The Academy fundraised and bought a large amount of torso and plaster from Paris in the late 1930s. While in Europe, Yan assembled a collection of plaster casts of famous European sculptures, which totaled as many as 500 pieces, which he shipped home to be used at the Academy.

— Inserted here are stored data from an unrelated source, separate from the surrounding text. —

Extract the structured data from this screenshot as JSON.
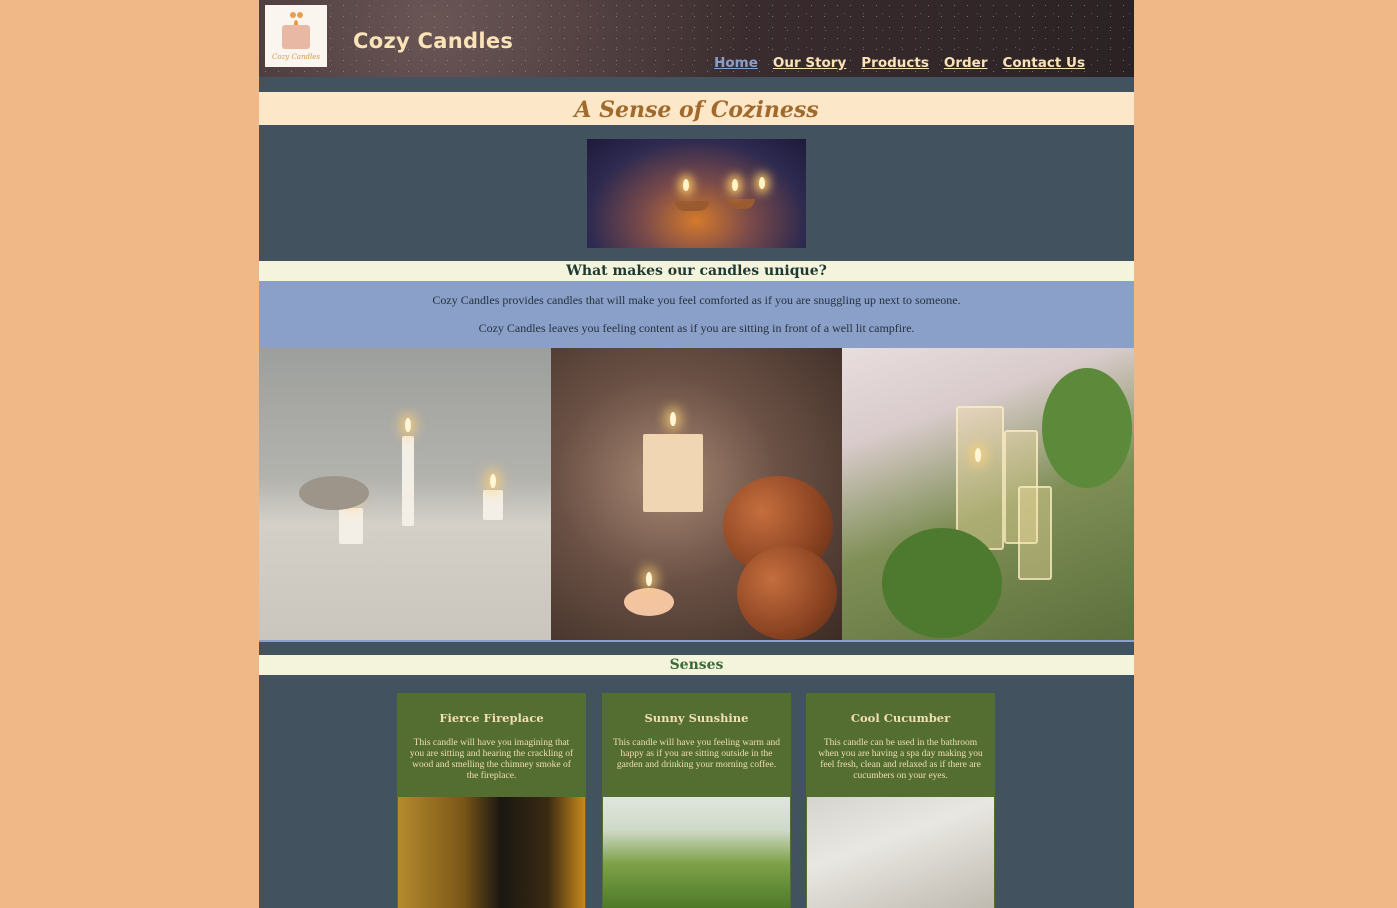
{
  "header": {
    "logo_text": "Cozy Candles",
    "site_title": "Cozy Candles",
    "nav": [
      {
        "label": "Home",
        "active": true
      },
      {
        "label": "Our Story",
        "active": false
      },
      {
        "label": "Products",
        "active": false
      },
      {
        "label": "Order",
        "active": false
      },
      {
        "label": "Contact Us",
        "active": false
      }
    ]
  },
  "banner": {
    "title": "A Sense of Coziness"
  },
  "unique": {
    "heading": "What makes our candles unique?",
    "paragraphs": [
      "Cozy Candles provides candles that will make you feel comforted as if you are snuggling up next to someone.",
      "Cozy Candles leaves you feeling content as if you are sitting in front of a well lit campfire."
    ]
  },
  "senses": {
    "heading": "Senses",
    "cards": [
      {
        "title": "Fierce Fireplace",
        "text": "This candle will have you imagining that you are sitting and hearing the crackling of wood and smelling the chimney smoke of the fireplace."
      },
      {
        "title": "Sunny Sunshine",
        "text": "This candle will have you feeling warm and happy as if you are sitting outside in the garden and drinking your morning coffee."
      },
      {
        "title": "Cool Cucumber",
        "text": "This candle can be used in the bathroom when you are having a spa day making you feel fresh, clean and relaxed as if there are cucumbers on your eyes."
      }
    ]
  },
  "colors": {
    "page_bg": "#f0b886",
    "content_bg": "#42525e",
    "banner_bg": "#fde7c9",
    "heading_bar_bg": "#f4f4dc",
    "info_bg": "#8aa0c9",
    "card_bg": "#546e32",
    "nav_text": "#fbe3b8",
    "nav_active": "#8aa0cb"
  }
}
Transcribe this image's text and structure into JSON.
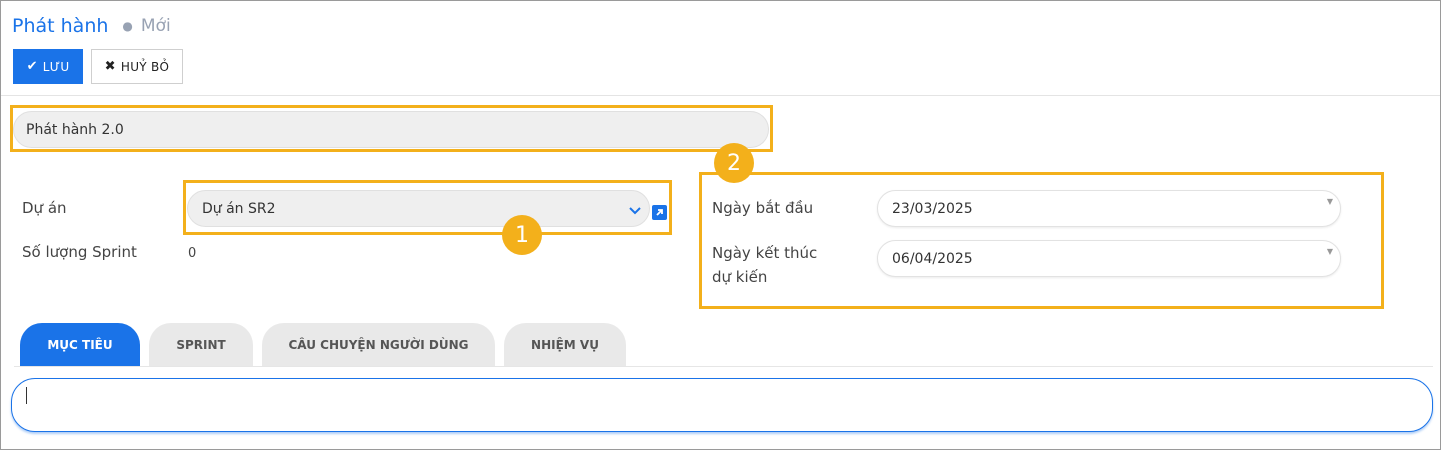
{
  "breadcrumb": {
    "title": "Phát hành",
    "current": "Mới"
  },
  "toolbar": {
    "save_label": "LƯU",
    "cancel_label": "HUỶ BỎ"
  },
  "form": {
    "name_value": "Phát hành 2.0",
    "project_label": "Dự án",
    "project_value": "Dự án SR2",
    "sprint_count_label": "Số lượng Sprint",
    "sprint_count_value": "0",
    "start_date_label": "Ngày bắt đầu",
    "start_date_value": "23/03/2025",
    "end_date_label_line1": "Ngày kết thúc",
    "end_date_label_line2": "dự kiến",
    "end_date_value": "06/04/2025"
  },
  "annotations": {
    "badge_1": "1",
    "badge_2": "2"
  },
  "tabs": [
    {
      "label": "MỤC TIÊU",
      "active": true
    },
    {
      "label": "SPRINT",
      "active": false
    },
    {
      "label": "CÂU CHUYỆN NGƯỜI DÙNG",
      "active": false
    },
    {
      "label": "NHIỆM VỤ",
      "active": false
    }
  ],
  "icons": {
    "save": "check-icon",
    "cancel": "x-icon",
    "dropdown": "chevron-down-icon",
    "external": "external-link-icon",
    "date": "caret-down-icon"
  },
  "colors": {
    "accent": "#1a73e8",
    "highlight": "#f3b01b"
  }
}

Zhu was then tasked to fix those sculptures that were damaged during transit.

Many well-known artists were nurtured such as Luo Erchun, Mo Pu and Fei Yifu.

For a large part of his life, Zhu taught in Eastern China College of Art, the former Nanjing Academy of Fine Arts.

==Work==

9 works including "Jing Gangshan Mountain" and "Small Wharf at Dongting Lake" are part of the collection of the National Art Museum of China in Beijing.

His important works such as "Net Casting" and "View of the Bridge" are at Jiangsu Fine Arts Museum.

A sizable portion of Zhu's work is in private collections in Taiwan and Hong Kong.